Les parties ont été régulièrement averties du jour de l'audience.

Ont été entendus au cours de l'audience publique :

- le rapport de Mme Hamon,

- et les conclusions de Mme Oriol, rapporteur public.

1. Mme B...a demandé au Tribunal administratif de Paris d'annuler la décision implicite par laquelle le vice-président du Conseil d'Etat a refusé de renouveler son mandat de présidente du Comité technique de l'audiovisuel de Polynésie française. A l'occasion de ce litige, elle a introduit une question prioritaire de constitutionnalité. Le tribunal administratif a, par ordonnance du 23 juin 2015, refusé de transmettre cette question au Conseil d'Etat puis, par un jugement du 13 juin 2016, a ensuite rejeté ses conclusions aux fins d'annulation du refus de renouvellement de son mandat. Mme B...fait appel de ce jugement et de cette ordonnance, et demande en outre à la Cour de transmettre au Conseil d'Etat une nouvelle question prioritaire de constitutionnalité portant sur les mêmes dispositions législatives.

Sur la recevabilité des écritures en défense produites par le Garde des sceaux, ministre de la justice :

2. Aux termes de l'article R. 431-9 du code de justice administrative : " Sous réserve des dispositions de l'article R. 431-10 du présent code et des dispositions spéciales attribuant compétence à une autre autorité, en particulier au président de la Commission supérieure de la carte d'identité des journalistes professionnels ou au directeur général du Centre national de gestion des praticiens hospitaliers et des personnels de direction de la fonction publique hospitalière ou au directeur de l'agence régionale de santé, les recours, les mémoires en défense et les mémoires en intervention présentés au nom de l'Etat sont signés par le ministre intéressé. /Les ministres peuvent déléguer leur signature dans les conditions prévues par la réglementation en vigueur./En outre, la compétence des ministres peut être déléguée par décret : 1° Aux chefs des services déconcentrés des administrations civiles de l'Etat dans les matières énumérées à l'article 33 du décret n° 2004-374 du 29 avril 2004 relatif aux pouvoirs des préfets, à l'organisation et à l'action des services de l'Etat dans les régions et les départements ; 2° Au préfet de zone, au préfet de région et au préfet dans les autres cas. ". L'article R. 811-10 de ce même code précise que : " Devant la cour administrative d'appel, l'Etat est dispensé de ministère d'avocat soit en demande, soit en défense, soit en intervention. Sauf dispositions contraires, les ministres intéressés présentent devant la cour administrative d'appel les mémoires et observations produits au nom de l'Etat.

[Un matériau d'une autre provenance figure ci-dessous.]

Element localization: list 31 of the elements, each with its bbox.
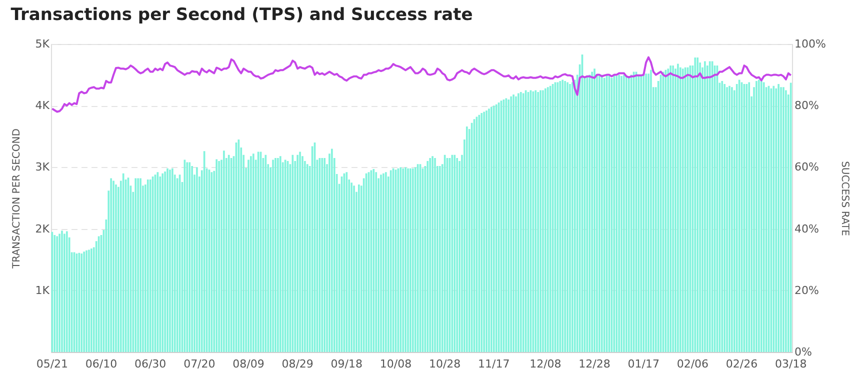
y-tick-label: 3K (35, 160, 50, 174)
x-tick-label: 09/18 (330, 358, 363, 370)
y2-tick-label: 60% (794, 160, 819, 174)
x-tick-label: 06/10 (85, 358, 118, 370)
y-tick-label: 2K (35, 222, 50, 236)
line-series (51, 56, 792, 113)
x-tick-label: 10/28 (428, 358, 461, 370)
x-tick-label: 01/17 (628, 358, 660, 370)
x-tick-label: 10/08 (380, 358, 412, 370)
y2-axis-title: SUCCESS RATE (838, 161, 850, 236)
x-tick-label: 12/08 (530, 358, 562, 370)
x-tick-label: 08/29 (282, 358, 314, 370)
x-tick-label: 02/26 (726, 358, 758, 370)
x-tick-label: 08/09 (232, 358, 264, 370)
y2-tick-label: 0% (794, 346, 812, 358)
x-tick-label: 03/18 (774, 358, 807, 370)
x-tick-label: 06/30 (134, 358, 166, 370)
y-tick-label: 1K (35, 284, 50, 297)
chart-title: Transactions per Second (TPS) and Success rate (10, 5, 473, 25)
y-tick-label: 4K (35, 99, 50, 112)
y-tick-label: 5K (35, 38, 50, 50)
y2-tick-label: 80% (794, 99, 819, 112)
y2-tick-label: 40% (794, 222, 819, 236)
y-axis-title: TRANSACTION PER SECOND (11, 128, 22, 270)
x-tick-label: 05/21 (36, 358, 68, 370)
x-tick-label: 12/28 (578, 358, 610, 370)
y2-tick-label: 100% (794, 38, 826, 50)
x-tick-label: 07/20 (184, 358, 216, 370)
x-tick-label: 11/17 (478, 358, 510, 370)
x-tick-label: 02/06 (676, 358, 709, 370)
y2-tick-label: 20% (794, 284, 819, 297)
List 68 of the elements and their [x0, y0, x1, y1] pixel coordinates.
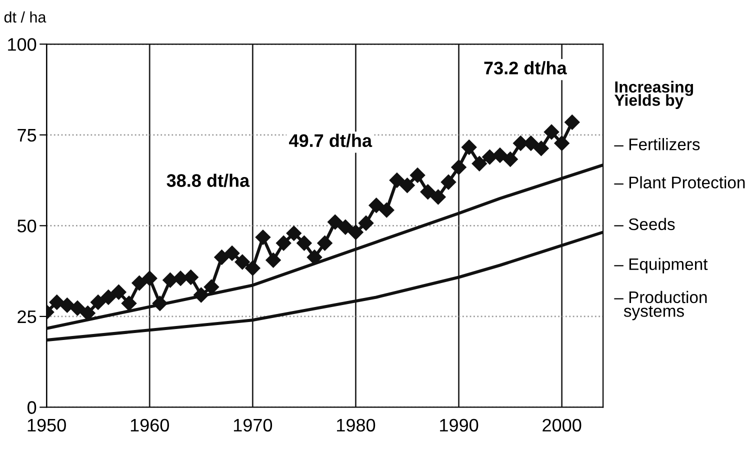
point: [451, 160, 466, 175]
point: [564, 114, 580, 130]
point: [172, 270, 188, 286]
point: [49, 294, 64, 310]
y-tick-label: 75: [18, 129, 36, 142]
point: [338, 220, 353, 235]
line-series: [46, 230, 604, 342]
point: [224, 246, 240, 261]
x-tick-label: 2000: [542, 418, 582, 432]
text: – Fertilizers: [614, 138, 700, 150]
y-tick-label: 0: [28, 401, 36, 414]
point: [70, 300, 86, 316]
point: [379, 202, 394, 218]
point: [111, 284, 126, 300]
x-tick-label: 1970: [234, 418, 272, 432]
point: [121, 296, 137, 311]
point: [348, 224, 364, 240]
point: [306, 250, 322, 265]
point: [204, 279, 220, 295]
point: [132, 275, 147, 291]
point: [60, 298, 75, 313]
x-tick-label: 1950: [28, 418, 66, 432]
x-tick-label: 1980: [337, 418, 376, 432]
point: [368, 198, 384, 213]
point: [100, 290, 116, 305]
text: – Seeds: [614, 218, 675, 230]
point: [502, 152, 518, 167]
point: [90, 294, 106, 310]
x-tick-label: 1960: [130, 418, 169, 432]
point: [276, 236, 292, 251]
annotation: 38.8 dt/ha: [166, 174, 250, 188]
point: [462, 140, 477, 155]
text: – Plant Protection: [614, 176, 745, 188]
annotation: 73.2 dt/ha: [484, 61, 567, 75]
point: [328, 214, 343, 230]
point: [245, 260, 260, 276]
point: [554, 136, 570, 151]
point: [286, 226, 302, 241]
y-tick-label: 25: [18, 310, 36, 324]
point: [358, 216, 374, 231]
point: [534, 140, 549, 156]
point: [142, 270, 158, 286]
point: [317, 236, 332, 251]
text: – Equipment: [614, 258, 708, 274]
point: [410, 168, 426, 183]
point: [234, 254, 250, 270]
y-tick-label: 50: [17, 220, 36, 232]
point: [544, 124, 560, 140]
text: – Production systems: [614, 290, 707, 320]
point: [482, 149, 498, 165]
point: [492, 148, 508, 163]
y-axis-title: dt / ha: [4, 11, 46, 23]
point: [80, 306, 96, 321]
point: [183, 270, 198, 285]
x-tick-label: 1990: [440, 418, 478, 432]
point: [296, 236, 312, 251]
point: [430, 189, 446, 205]
annotation: 49.7 dt/ha: [289, 134, 372, 148]
point: [400, 178, 415, 193]
point: [255, 230, 271, 245]
point: [389, 172, 405, 188]
text: Increasing Yields by: [614, 80, 694, 110]
point: [266, 252, 281, 268]
point: [214, 250, 230, 265]
y-tick-label: 100: [8, 38, 36, 51]
point: [440, 174, 456, 190]
point: [472, 156, 487, 172]
point: [420, 184, 436, 200]
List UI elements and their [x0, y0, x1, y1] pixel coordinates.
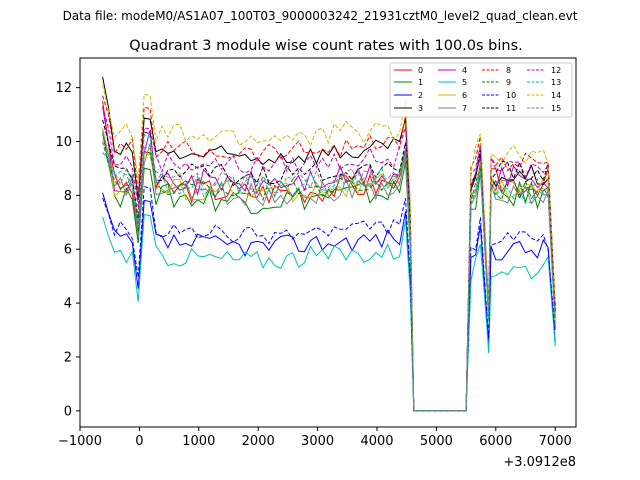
axis-ticks: −1000 0 1000 2000 3000 4000 5000 6000 7000 0 2 4 6 8 1… [55, 81, 571, 449]
series-line-15 [102, 141, 556, 412]
x-tick-label: 5000 [420, 434, 453, 449]
x-tick-label: 7000 [539, 434, 572, 449]
chart-title: Quadrant 3 module wise count rates with … [129, 38, 523, 54]
chart-suptitle: Data file: modeM0/AS1A07_100T03_90000032… [63, 9, 578, 23]
x-tick-label: −1000 [58, 434, 102, 449]
x-tick-label: 3000 [301, 434, 334, 449]
x-tick-label: 6000 [479, 434, 512, 449]
legend-label-5: 5 [462, 78, 467, 87]
y-tick-label: 4 [64, 297, 72, 312]
y-tick-label: 6 [64, 243, 72, 258]
y-tick-label: 0 [64, 404, 72, 419]
legend-label-15: 15 [551, 104, 561, 113]
series-line-8 [102, 95, 556, 412]
x-tick-label: 1000 [182, 434, 215, 449]
y-tick-label: 8 [64, 189, 72, 204]
series-line-0 [102, 101, 556, 412]
legend-label-12: 12 [551, 66, 561, 75]
y-tick-label: 10 [55, 135, 72, 150]
legend-label-8: 8 [506, 66, 511, 75]
legend-label-2: 2 [418, 91, 423, 100]
x-offset-label: +3.0912e8 [503, 455, 576, 470]
legend-label-7: 7 [462, 104, 467, 113]
legend-label-11: 11 [506, 104, 516, 113]
legend-box [389, 62, 573, 118]
series-line-10 [102, 186, 556, 412]
y-tick-label: 12 [55, 81, 72, 96]
legend-label-10: 10 [506, 91, 516, 100]
x-tick-label: 0 [135, 434, 143, 449]
legend-label-9: 9 [506, 78, 511, 87]
legend-label-3: 3 [418, 104, 423, 113]
legend-label-1: 1 [418, 78, 423, 87]
plot-frame [79, 57, 577, 428]
legend-label-14: 14 [551, 91, 561, 100]
x-tick-label: 4000 [360, 434, 393, 449]
y-tick-label: 2 [64, 350, 72, 365]
legend-label-0: 0 [418, 66, 423, 75]
x-tick-label: 2000 [242, 434, 275, 449]
series-line-14 [102, 84, 556, 412]
series-line-5 [102, 213, 556, 412]
legend-label-4: 4 [462, 66, 467, 75]
legend-label-6: 6 [462, 91, 467, 100]
series-line-13 [102, 134, 556, 412]
series-layer [102, 76, 556, 412]
legend-label-13: 13 [551, 78, 561, 87]
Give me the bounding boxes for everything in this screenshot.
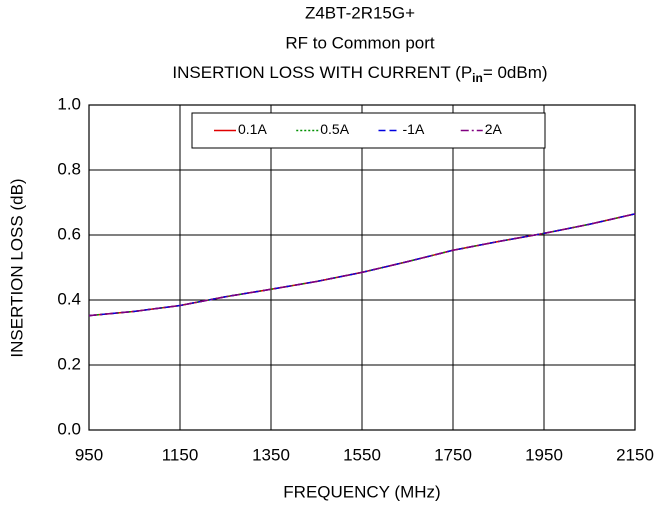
chart-title: Z4BT-2R15G+	[305, 3, 415, 22]
chart-subtitle: RF to Common port	[285, 33, 435, 52]
legend-label: 2A	[485, 121, 503, 137]
x-tick-label: 1550	[343, 445, 381, 464]
title-part: INSERTION LOSS WITH CURRENT (P	[172, 63, 472, 82]
chart-subtitle: INSERTION LOSS WITH CURRENT (Pin= 0dBm)	[172, 63, 547, 85]
y-tick-label: 0.0	[57, 419, 81, 438]
legend-label: 0.5A	[320, 121, 349, 137]
legend-label: 0.1A	[238, 121, 267, 137]
y-axis-label: INSERTION LOSS (dB)	[7, 178, 26, 357]
y-tick-label: 0.6	[57, 224, 81, 243]
x-tick-label: 950	[75, 445, 103, 464]
y-tick-label: 1.0	[57, 94, 81, 113]
series-line	[88, 213, 636, 317]
legend-label: -1A	[403, 121, 425, 137]
plot-frame	[88, 104, 636, 431]
x-tick-label: 2150	[616, 445, 654, 464]
x-axis-label: FREQUENCY (MHz)	[283, 482, 440, 501]
y-tick-label: 0.4	[57, 289, 81, 308]
y-tick-label: 0.8	[57, 159, 81, 178]
x-tick-label: 1950	[525, 445, 563, 464]
title-subscript: in	[472, 71, 483, 85]
x-tick-label: 1750	[434, 445, 472, 464]
x-tick-label: 1350	[252, 445, 290, 464]
x-tick-label: 1150	[162, 445, 199, 464]
legend-box	[191, 112, 546, 149]
title-part: = 0dBm)	[483, 63, 548, 82]
y-tick-label: 0.2	[57, 354, 81, 373]
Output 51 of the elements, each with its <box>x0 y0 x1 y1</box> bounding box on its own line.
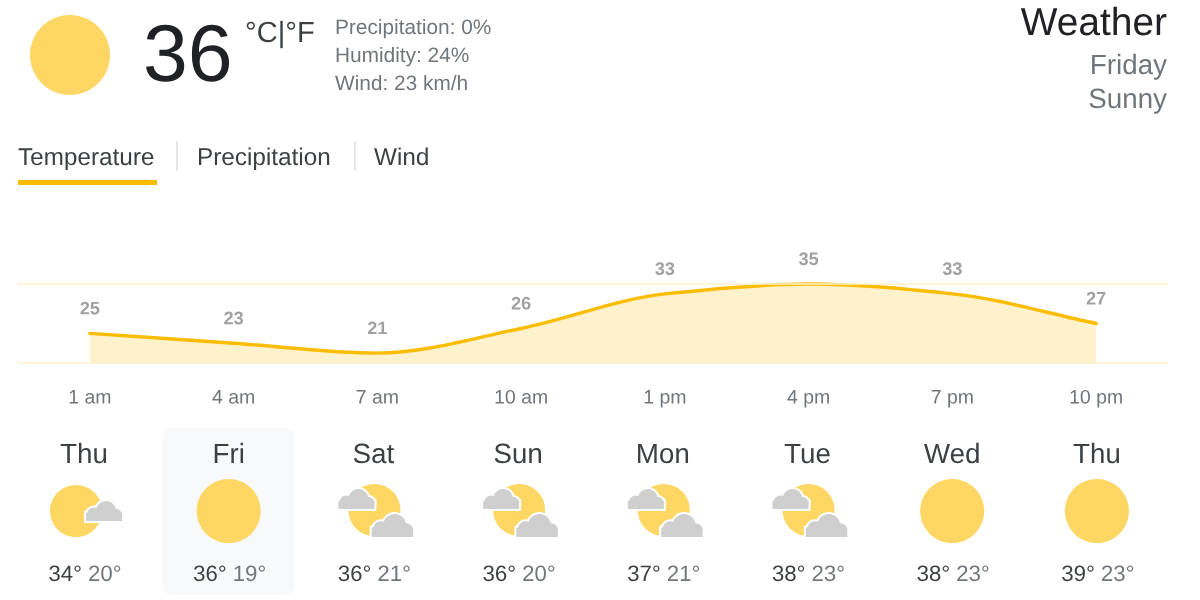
text: Thu <box>1073 442 1119 464</box>
text: Humidity: 24% <box>336 46 469 67</box>
x-tick-label: 7 am <box>356 390 398 404</box>
text: Precipitation: 0% <box>336 18 491 39</box>
text: 21° <box>667 565 700 581</box>
x-tick-label: 10 am <box>495 389 547 404</box>
text: 34° <box>49 565 81 582</box>
text: 36° <box>483 565 515 582</box>
text: 36° <box>193 565 226 582</box>
text: Wed <box>924 442 979 464</box>
text: 36° <box>338 565 371 582</box>
text: 23° <box>812 565 844 582</box>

Les ministres peuvent déléguer leur signature dans les conditions prévues par la réglementation en vigueur. ". Le Garde des sceaux, ministre de la justice qui n'a pas délégué sa compétence en la matière, étant intéressé par un litige portant sur une décision individuelle concernant une activité annexe exercée par un magistrat, membre du corps des tribunaux administratifs et des cours administratives d'appel, était recevable à produire des écritures, tant en première instance qu'en appel.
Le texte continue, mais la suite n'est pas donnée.